Caitlin "Cait" Shields '11 January 4, 2018 4:09 PM updated: January 8, 2018 8:58 AM
Marietta Gaffney Die '68 shows off her new Aggie Ring in November.
Fifty years later at 100, a Class of 1968 Aggie got one big, shiny surprise from her family.
Marietta Gaffney Die was presented her first Aggie Ring by family members during Thanksgiving.
“I like it very much,” she said of the gift, received just weeks after she became a centenarian. “I look on it as a very special gift.”
Die has fostered a veritable brood of Aggie descendants--11 and counting (including spouses)--and has maintained her love of Aggieland since she earned her master’s of education.
“We are all Aggie pushers,” she said. “When my husband was living and we lived in Bryan, he never missed a ballgame. (Grandson) Jim Sheffield (’85) is the same way--he never misses an Aggie ballgame. He has year-round tickets.”
Three generations of Aggies all came together to present Die with the tangible connection to the school she loves so much, said Jim's wife, Carmen Sheffield ’85. She and Jim have three Aggie children and one Aggie daughter-in-law.
“We were all back and forth about what do we get grandma,” Carmen said on Die approaching the triple digits. “She’s such a proud Aggie.

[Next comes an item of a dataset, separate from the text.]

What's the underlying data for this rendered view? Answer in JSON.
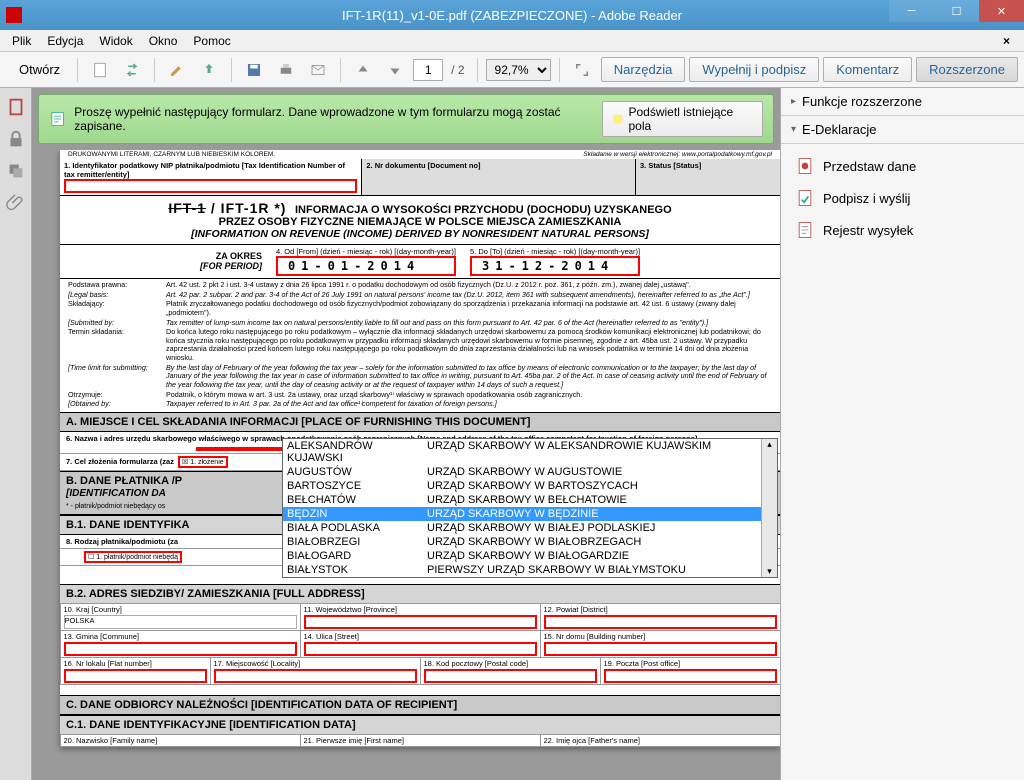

She just loves Aggieland and all the traditions. We took her to an Aggie game two years ago when the new stadium was finished. She was 98 and hadn’t been to an Aggie game in forever. She was sitting there in tears, she just loved it.
Marietta Die '68 and family members show off their Aggie Rings in November 2017 when she was surprised with her first Ring for her 100th birthday, almost 50 years after she earned her degree.
“We were all just so happy to give her something that is to us very special,” she said. “It’s such a big deal to be recognized with an Aggie Ring, to be recognized as an (alumna) by people seeing that Ring on your hand.”
As for why Die waited so long to don her own Aggie Ring, she said when she graduated she already had rings she wore on both ring fingers, opting instead for an Aggie pin that was later lost at the drycleaners. Giving her daughter one of the rings freed up the real estate for her Aggie gold.
“So it was empty and my grandchildren thought I needed a class ring,” she said.
A winding road
Die’s road to her Aggie Ring took a few turns. The Kentucky native earned her bachelor’s in English in her home state before moving to Florida for a teaching position.
“Florida was paying (teachers) better than Kentucky,” Die said of her move as a young woman. “I was teaching in Florida, and I was having a hard time supporting myself on a teacher’s salary, and I read that the salaries were higher in Texas. So I applied to Texas and was accepted in Beaumont, and that is where I met my husband. His mother was ill and he had come home from Bryan and I met him, and we ended up in Bryan.”
Her husband, Donnie Lloyd Die ’50, taught at Allen Academy in Bryan where Marietta kept teaching English in public schools when she felt the call to the A&M campus.
“I guess I was just wanting to go back to school and refresh myself,” she said of going for her second degree in her 40s. “It increased my salary.”
She spent the better part of a decade taking classes largely with male members of the Corps of Cadets half her age. “It took seven or eight years. I was just taking a class after I taught all day. One of my professors got me a parking permit to park in the teachers’ parking lot so I wouldn’t be late after teaching all day. In the summer I got more hours. There was very few women; they didn’t take anybody but local teachers for a few years there, and the daughters of professors.
Marietta Die '68 is pictured at about the time she graduated Texas A&M, at 50 years old.
“The thing about it, the cadets were usually a lot younger than us,” she said of the other female teachers taking classes at A&M. “They were still undergraduates and we were doing graduate work. There were never more than three or four women in a class. When I first started, there were times when I was the only women in a class. And of course I didn’t live on campus, I lived in Bryan with my husband and my children. I wasn’t on campus very much except the library; I went to the library (a lot).”
Die was 50 when she earned her degree from A&M, five years after the school formally opened its student body to women.
She and her family eventually moved back to Florida, where she taught for the next 20 years. Die made her way back to Texas after her husband passed away, moving to a retirement community near family in Austin and closer to Aggieland where a child, grandchildren and great-grandchildren have followed in her footsteps.
“I have a whole line of A&M graduates for grandchildren and great-grandchildren. There’s just so many graduates from Texas A&M it’s hard to quote them all.”
Marietta Die '68 poses with great-grandsons Michael Zeke Sheffield '21 and Myles Sheffield '21, both Texas A&M freshmen, during an Aggie football game in 2015.